Integration into medical care and reimbursement

Payers do not yet provide reimbursement for medical services provided by TOMs and companion apps. This limits the rate of innovation and the opportunities for integration of TOMs into medical care. Establishing reimbursement mechanisms will require demonstration that, along with the enhancements in diagnostics and therapeutics, TOMs can be integrated in quality control concepts, help reduce costs and time, as well as improve patients’ quality of life while guarding against privacy concerns. Quantifying clinical benefits of interventions using TOMs is anticipated to become increasingly important in healthcare as the allocation of resources is expected to be tied to objective outcome measures.
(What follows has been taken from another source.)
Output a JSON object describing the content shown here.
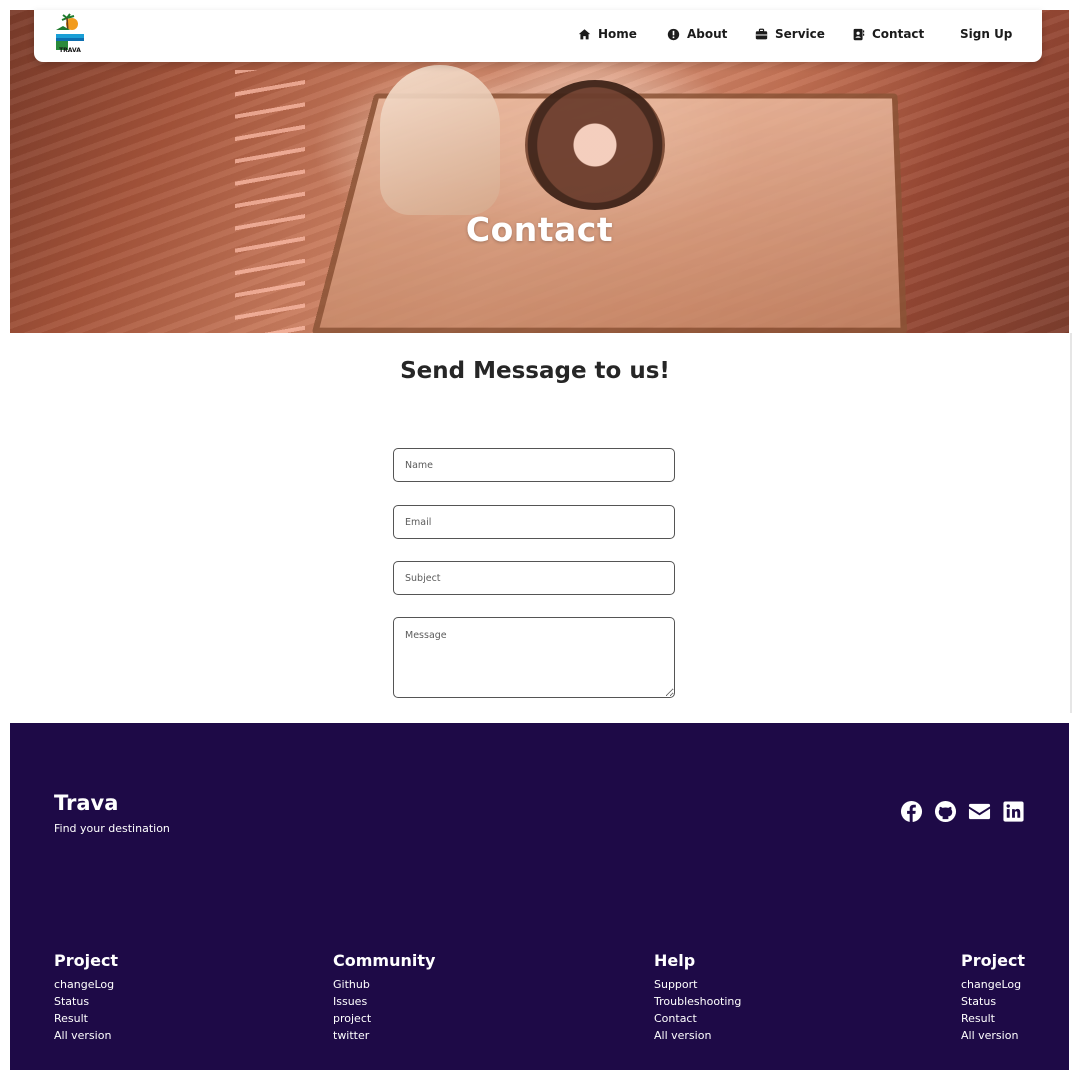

CONCLUSIONS AND NEXT STEPS

Despite challenges, the continuous improvements in technological sophistication, versatility, and wearability of sensors have created opportunities to collect disease-relevant data using targets consequential to patients and sensitive to PD-specific symptoms and milestones. In order to translate these opportunities into enhanced care, better self-management options for PD patients, and overall improved health care outcomes, technologies will need to be 1) developed as open platforms and integrated with electronic medical record systems, 2) suitable for the acquisition of data that captures motor and non-motor phenomena, and 3) integrated in treatment delivery systems. The International Parkinson and Movement Disorders Society Task Force on Technology aims at reversing the current model of simply adapting available technologies to meet patient management and research endpoints. As such, the Task Force will assist in improving the academic and regulatory environments for technology developers by encouraging the sanctioning of open standard platforms for technology-based measurements and treatments by, e.g., the FDA and EMA. This collaborative endeavor will encourage the development of integrated, multi-channel, and in many instances closed-loop feedback systems that can achieve more sophisticated clinico-pathophysiologic characterization, better informed tailoring of symptomatic therapy, greater patient engagement and self-assessment, and better subgroup targeting of patients for testing of future disease-modifying treatments.